Hz.mevlana’yı anlamaya çalışmak ona giden ilk adımdır.Son yıllarda artan bir hızla bütün dünya Hz. Mevlana’yı anlamak için çaba sarfetmektedir.Her kesimden insana hitap eden sultan gönülleri cezbetmekte,ruhlara işlemektedir.Onun her ruhu okşayabilen eşsiz bir dokunuşu vardır ki bu huzurların en güzelidir.Gerçekliği hissedilebilir.Cennet bizlere her zaman huzurun tablosunu çizmek gibi anlatılır ya,benim cennetim Hz. Mevlananın yürüdüğü yolda huzura susamak,onu kana kana yudumlayabilmek ve o huzuru bir nebze tadabilmektir.Varsın ırmaklar,yeşilin her tonunda salınan ağaçlar,kuş cıvıltıları,rüzgarın şarkısı başkalarının olsun.Ben suyumdan bir yudum içmeye razıyım.
Öyle bir inanç var ki onda;ruhunda,bedeninde sınır tanımadan yaşayan,semalara eren,gökyüzünde adeta altın kanatlı kuşlar gibi süzülürcesine gezinen,bulutlara selam eden sonra gökyüzüne inen can-ım sltanım..

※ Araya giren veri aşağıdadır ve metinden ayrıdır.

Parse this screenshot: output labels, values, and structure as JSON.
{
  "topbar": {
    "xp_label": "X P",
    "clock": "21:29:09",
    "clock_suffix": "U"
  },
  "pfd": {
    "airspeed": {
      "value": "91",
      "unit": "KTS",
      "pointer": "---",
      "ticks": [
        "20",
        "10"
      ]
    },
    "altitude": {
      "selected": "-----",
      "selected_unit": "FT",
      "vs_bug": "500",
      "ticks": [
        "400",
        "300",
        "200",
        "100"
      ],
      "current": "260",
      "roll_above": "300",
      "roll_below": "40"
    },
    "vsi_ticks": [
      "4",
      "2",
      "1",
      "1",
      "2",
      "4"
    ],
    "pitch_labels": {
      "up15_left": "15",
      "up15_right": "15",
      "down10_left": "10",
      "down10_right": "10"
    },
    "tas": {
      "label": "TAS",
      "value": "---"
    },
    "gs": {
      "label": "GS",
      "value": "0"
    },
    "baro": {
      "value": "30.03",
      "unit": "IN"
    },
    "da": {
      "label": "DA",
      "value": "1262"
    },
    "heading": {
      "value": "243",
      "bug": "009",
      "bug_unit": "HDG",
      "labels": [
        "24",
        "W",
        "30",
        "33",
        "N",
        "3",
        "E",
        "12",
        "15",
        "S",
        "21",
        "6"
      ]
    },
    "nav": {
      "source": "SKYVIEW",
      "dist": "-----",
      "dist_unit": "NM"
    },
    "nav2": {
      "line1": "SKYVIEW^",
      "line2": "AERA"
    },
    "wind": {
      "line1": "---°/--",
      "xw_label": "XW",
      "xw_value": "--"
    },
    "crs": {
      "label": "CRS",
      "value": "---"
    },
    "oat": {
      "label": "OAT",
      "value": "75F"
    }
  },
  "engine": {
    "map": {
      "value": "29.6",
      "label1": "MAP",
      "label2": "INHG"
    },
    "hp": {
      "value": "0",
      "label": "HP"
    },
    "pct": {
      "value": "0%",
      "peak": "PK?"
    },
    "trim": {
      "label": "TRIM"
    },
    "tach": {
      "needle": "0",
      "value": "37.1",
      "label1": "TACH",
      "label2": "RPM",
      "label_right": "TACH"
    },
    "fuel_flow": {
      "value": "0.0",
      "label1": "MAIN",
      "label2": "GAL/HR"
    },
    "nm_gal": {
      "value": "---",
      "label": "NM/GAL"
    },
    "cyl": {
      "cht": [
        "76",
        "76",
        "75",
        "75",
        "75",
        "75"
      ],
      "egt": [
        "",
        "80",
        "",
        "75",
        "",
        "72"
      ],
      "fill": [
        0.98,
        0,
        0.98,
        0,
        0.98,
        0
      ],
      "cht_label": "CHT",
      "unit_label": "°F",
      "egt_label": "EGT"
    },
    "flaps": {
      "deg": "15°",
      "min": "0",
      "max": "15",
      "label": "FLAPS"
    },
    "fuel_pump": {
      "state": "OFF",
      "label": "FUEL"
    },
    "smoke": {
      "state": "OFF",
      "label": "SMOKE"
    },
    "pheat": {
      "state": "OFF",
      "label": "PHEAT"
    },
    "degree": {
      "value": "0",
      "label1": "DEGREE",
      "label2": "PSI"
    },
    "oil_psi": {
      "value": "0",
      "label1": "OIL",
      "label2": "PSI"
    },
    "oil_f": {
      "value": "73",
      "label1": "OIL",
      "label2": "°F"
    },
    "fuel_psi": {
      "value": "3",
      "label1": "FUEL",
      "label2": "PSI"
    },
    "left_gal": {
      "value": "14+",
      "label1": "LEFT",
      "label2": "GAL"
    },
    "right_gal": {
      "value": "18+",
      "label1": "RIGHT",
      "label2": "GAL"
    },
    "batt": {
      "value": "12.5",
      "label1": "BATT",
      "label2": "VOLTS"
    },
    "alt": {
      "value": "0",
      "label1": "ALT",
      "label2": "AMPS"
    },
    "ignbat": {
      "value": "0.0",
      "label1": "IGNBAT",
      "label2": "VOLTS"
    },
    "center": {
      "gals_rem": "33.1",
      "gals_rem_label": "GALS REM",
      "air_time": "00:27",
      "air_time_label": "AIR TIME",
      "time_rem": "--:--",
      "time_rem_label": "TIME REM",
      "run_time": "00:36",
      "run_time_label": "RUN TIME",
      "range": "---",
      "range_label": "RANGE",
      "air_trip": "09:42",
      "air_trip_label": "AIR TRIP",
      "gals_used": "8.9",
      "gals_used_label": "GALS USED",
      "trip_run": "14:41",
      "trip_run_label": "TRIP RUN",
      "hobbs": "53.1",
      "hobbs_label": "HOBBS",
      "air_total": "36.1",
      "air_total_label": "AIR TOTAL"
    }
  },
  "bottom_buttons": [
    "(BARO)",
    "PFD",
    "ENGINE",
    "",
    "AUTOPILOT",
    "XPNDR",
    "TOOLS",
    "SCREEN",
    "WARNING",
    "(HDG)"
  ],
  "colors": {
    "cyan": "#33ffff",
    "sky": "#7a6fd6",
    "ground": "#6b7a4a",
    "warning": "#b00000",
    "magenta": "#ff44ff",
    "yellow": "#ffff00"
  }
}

Batıda bulunan alimlerden ayrılan özelliği budur.Tüm dünya Mevlana’yı söylediklerini yapan,yaşayan bir alim olarak tanır ve daha derinden anlar.Hz. mevlana ince ve doğru bir alimdir. Samimidir yalan onun yakınından geçmez.
‘’GÖNLÜ IŞIK YAKMAYI,AYDINLANMAYI ÖĞRENEN KİŞİYİ,GÜNEŞ BİLE YAKAMAZ.GÜNDÜZ GİBİ IŞIYIP DURMAYI İSTİYORSAN,GECEYE BENZEYEN BENLİĞİNİ YAKIVER’’
Gönüller sultanı bu sözlerinde benlik kavramından geçemeyen kimsenin kendini bulmasına engel bir kavram olduğunu vurgulamaktadır.Ben merkezli bireylerin bu düşüncelerinden sıyrılmaları gerektiğine değinmiş ve doğruyu göstermiştir.Kamil insanın hayat yolculuğunda keşfetmesi gereken en önemli mertebelerden biri benlikten vazgeçmektir.
‘’Ey Allahım: Beni iki dünyada da muhtaç etme.Yokluk tacı ile başımı taçlandır’’
O öyle bir yol gösterendir ki yüzyıllardır ışıltısını bol gönlünden koparıp insanlığın üzerine saçmıştır.Dış dünyadan ruha nasıl inilir maneviyat nasıl yakalanır bu sözleriyle aşılamaktadır.Her yaştan,her inançtan insanları akıl almaz bir sevgi ile kucaklamıştır.
Bilgiye,ilme giden yol kalpten geçer der.Bu yoldan geçmeyen bilginin tuzsuz yemekten unsuz ekmekten farksız olmadığını anlatır.yani kalpsiz herşey kuru,yalın ve eksik kalır..
Hz.Mevlana nın ölümü ise kendi aktarımı ile bir yok oluş değil bir varoluştur.Kavuşmadır.Yağmur damlasının okyanusta kaybolması gibi nurun nura kavuşmasıdır.İslam peygamberi Hz. Muhammed’in ebedi aleme intikalinden hemen önce elini yukarılara kaldırıp parmağı ile işaret ederek,refik’ul ala(yüce dost) demesini hatırlatır biçimde Hz. Mevlananın da hemen öncesinde ‘’Rabbimiz beni kendi huzuruna davet ediyor.artık gitme zamanıdır.Ya Azrail!(yüce dost) Çabuk ol!Beni Rabbime çabuk kavuştur’’ demesi Hz. Muhammedin nasıl bendesi olduğunu göstermektedir.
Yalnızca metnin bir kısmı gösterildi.